The East Hampton Town Board on Thursday passed a resolution to purchase the Gardiner property on James Lane in East Hampton for $9.6 million and add the land to the town’s 2014 land management and stewardship plan.
Although the property is technically in East Hampton Village, it is ultimately up to the town to determine how Community Preservation Funds will be used, said Village Mayor Paul F. Rickenbach Jr. in a previous interview. However, he added, the property would be under the village’s control.
The 3.67-acre property, now owned by Lion Gardiner’s descendant Olney Mairs Gardiner, sits adjacent to the Village Green and the 1804 Gardiner Windmill, as well as the 18th-century “mill cottage,” and has remained in the Gardiner family since they settled in East Hampton in the 1600s. Lion Gardiner was one of the principal founders of East Hampton Town.
The parcel backs up onto a 1.3-acre agricultural reserve owned by the village, said East Hampton Village’s Historic Preservation Adviser Robert Hefner during the public hearing, which also took place on Thursday evening.
“This would be a total of 5 acres of open space,” he said, comparing the property to that at the Mulford Farm, and adding that the village was able to acquire 3 of the 10 acres of the original farm. “Gardiner would be 5 acres of preserved open space, 2 acres larger than Mulford,” he said.

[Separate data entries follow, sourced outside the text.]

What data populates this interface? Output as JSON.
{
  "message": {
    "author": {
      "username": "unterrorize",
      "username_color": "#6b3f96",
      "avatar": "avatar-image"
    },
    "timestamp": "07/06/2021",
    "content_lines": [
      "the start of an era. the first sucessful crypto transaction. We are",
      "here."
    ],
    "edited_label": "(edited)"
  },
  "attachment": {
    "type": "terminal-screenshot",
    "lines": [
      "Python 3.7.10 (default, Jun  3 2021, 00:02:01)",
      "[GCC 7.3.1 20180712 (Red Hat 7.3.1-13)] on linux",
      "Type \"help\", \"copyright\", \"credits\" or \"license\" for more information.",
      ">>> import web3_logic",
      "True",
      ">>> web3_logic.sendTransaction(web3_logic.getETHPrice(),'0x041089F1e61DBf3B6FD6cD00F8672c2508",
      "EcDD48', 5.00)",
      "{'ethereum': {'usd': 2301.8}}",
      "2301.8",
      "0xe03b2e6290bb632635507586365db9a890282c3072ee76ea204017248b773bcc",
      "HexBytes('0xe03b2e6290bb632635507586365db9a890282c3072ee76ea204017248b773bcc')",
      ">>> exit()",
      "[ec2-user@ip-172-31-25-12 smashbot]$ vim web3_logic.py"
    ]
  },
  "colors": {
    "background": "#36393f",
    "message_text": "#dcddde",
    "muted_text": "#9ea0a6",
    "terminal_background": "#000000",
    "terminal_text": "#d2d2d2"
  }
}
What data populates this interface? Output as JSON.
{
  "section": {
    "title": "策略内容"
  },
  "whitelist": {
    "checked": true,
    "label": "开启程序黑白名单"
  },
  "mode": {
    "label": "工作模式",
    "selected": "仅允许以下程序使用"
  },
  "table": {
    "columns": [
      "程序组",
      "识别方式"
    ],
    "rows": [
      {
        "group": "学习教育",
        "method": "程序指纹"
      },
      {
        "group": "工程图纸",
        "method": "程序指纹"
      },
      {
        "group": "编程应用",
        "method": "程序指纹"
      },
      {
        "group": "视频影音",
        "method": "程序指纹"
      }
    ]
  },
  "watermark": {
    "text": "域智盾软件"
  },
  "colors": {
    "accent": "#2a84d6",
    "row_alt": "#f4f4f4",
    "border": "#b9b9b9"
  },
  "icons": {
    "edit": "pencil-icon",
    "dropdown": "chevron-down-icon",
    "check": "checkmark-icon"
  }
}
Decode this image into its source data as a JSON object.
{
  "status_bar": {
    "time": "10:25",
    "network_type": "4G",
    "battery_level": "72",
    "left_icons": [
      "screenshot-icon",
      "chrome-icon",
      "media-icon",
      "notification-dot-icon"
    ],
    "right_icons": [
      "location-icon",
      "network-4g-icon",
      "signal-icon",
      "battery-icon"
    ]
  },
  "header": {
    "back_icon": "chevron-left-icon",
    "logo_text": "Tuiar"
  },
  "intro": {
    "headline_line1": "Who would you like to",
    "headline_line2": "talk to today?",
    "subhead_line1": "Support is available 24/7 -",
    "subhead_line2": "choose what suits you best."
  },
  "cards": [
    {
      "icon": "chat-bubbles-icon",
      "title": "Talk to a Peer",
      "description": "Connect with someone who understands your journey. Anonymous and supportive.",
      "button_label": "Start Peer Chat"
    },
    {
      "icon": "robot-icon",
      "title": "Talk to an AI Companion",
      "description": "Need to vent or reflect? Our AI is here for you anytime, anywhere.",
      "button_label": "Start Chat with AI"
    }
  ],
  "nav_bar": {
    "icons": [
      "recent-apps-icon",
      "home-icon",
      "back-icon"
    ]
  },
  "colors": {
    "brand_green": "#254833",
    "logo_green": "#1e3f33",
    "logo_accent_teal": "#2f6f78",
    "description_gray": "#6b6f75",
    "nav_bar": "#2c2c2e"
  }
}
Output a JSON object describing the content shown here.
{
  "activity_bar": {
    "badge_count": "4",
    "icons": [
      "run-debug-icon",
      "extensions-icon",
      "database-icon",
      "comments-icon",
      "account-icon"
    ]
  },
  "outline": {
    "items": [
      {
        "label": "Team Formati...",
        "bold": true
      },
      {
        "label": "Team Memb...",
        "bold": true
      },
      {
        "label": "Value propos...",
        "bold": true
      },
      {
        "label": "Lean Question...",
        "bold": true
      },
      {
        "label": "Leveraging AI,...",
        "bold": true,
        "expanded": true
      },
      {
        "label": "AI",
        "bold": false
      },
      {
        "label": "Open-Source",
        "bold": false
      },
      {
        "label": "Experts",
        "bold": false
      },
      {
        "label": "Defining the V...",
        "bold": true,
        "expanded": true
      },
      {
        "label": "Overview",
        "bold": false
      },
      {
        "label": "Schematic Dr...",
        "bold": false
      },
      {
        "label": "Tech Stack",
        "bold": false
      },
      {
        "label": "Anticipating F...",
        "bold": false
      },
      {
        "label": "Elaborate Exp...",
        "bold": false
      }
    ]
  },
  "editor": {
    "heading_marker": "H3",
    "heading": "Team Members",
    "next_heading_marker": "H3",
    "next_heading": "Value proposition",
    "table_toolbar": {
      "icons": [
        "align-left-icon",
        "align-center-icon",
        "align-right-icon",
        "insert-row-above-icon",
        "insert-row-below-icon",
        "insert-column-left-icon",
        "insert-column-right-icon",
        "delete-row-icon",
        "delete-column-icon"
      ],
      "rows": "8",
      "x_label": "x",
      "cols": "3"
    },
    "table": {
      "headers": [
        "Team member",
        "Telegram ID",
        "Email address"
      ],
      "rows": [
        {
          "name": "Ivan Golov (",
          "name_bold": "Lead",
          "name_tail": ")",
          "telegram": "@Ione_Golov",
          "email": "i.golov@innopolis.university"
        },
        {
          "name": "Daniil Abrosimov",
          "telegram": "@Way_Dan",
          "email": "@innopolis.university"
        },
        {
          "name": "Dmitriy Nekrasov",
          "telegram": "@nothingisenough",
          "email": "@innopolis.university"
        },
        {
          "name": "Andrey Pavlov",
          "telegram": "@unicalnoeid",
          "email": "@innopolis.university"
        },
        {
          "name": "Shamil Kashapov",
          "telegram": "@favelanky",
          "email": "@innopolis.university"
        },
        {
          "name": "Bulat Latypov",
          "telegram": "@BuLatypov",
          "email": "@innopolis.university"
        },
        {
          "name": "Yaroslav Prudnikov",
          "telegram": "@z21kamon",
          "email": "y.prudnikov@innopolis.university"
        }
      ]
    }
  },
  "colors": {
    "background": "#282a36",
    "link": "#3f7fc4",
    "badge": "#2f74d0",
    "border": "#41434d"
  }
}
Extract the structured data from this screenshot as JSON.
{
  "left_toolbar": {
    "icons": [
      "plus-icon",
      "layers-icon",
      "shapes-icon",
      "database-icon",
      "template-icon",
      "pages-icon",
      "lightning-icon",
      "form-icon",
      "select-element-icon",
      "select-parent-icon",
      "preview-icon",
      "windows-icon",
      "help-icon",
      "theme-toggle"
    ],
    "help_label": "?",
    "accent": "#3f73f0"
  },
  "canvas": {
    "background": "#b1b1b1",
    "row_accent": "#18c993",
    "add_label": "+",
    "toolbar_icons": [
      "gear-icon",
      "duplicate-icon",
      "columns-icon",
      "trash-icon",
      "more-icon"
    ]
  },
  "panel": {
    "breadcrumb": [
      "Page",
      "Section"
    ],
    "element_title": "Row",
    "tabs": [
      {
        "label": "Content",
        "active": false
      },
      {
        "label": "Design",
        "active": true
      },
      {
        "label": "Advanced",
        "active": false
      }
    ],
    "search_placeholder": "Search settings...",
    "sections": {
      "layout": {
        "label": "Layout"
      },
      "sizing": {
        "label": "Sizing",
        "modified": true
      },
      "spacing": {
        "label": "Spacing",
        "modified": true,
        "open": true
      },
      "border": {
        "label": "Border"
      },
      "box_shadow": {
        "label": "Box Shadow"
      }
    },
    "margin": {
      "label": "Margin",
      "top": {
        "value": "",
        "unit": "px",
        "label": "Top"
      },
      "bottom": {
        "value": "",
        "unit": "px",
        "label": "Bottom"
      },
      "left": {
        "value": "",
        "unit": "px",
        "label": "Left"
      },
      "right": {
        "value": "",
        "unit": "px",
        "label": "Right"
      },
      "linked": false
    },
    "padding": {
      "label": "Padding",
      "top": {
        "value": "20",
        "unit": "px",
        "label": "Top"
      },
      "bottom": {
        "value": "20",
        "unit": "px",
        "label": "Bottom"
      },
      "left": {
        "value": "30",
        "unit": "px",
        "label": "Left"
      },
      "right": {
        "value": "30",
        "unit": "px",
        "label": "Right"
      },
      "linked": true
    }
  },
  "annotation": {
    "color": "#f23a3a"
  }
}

The contract was still in the works, East Hampton Town’s land acquisition and management director, Scott Wilson, said on Tuesday, adding that it should be signed by the end of the day.
There was no opposition to purchasing the property during the public hearing, a surprise to East Hampton Village Board member Barbara Borsack, given the price, she said.
“There’s very little left for us to preserve,” she said during the public hearing. “We were thrilled when this opportunity came up. It would be such a beautiful addition to our historic district.”
“We’re very, very happy with the outcome,” said Mr. Rickenbach. “Working with the Town Board, their decision. It’s a win-win for everyone.”
The resolution will allow the town to enter into a contract of sale with the current owner and order a survey and a title for the land, according to Mr. Wilson. “We order a survey and a title and as soon as that’s back, the survey is clean without encroachments and other issues, title is back without issues, we’ll set a closing date,” he said.
Despite the property’s multimillion-dollar price tag, the village is still entitled to an additional $3.5 million, roughly, in CPF money, he added.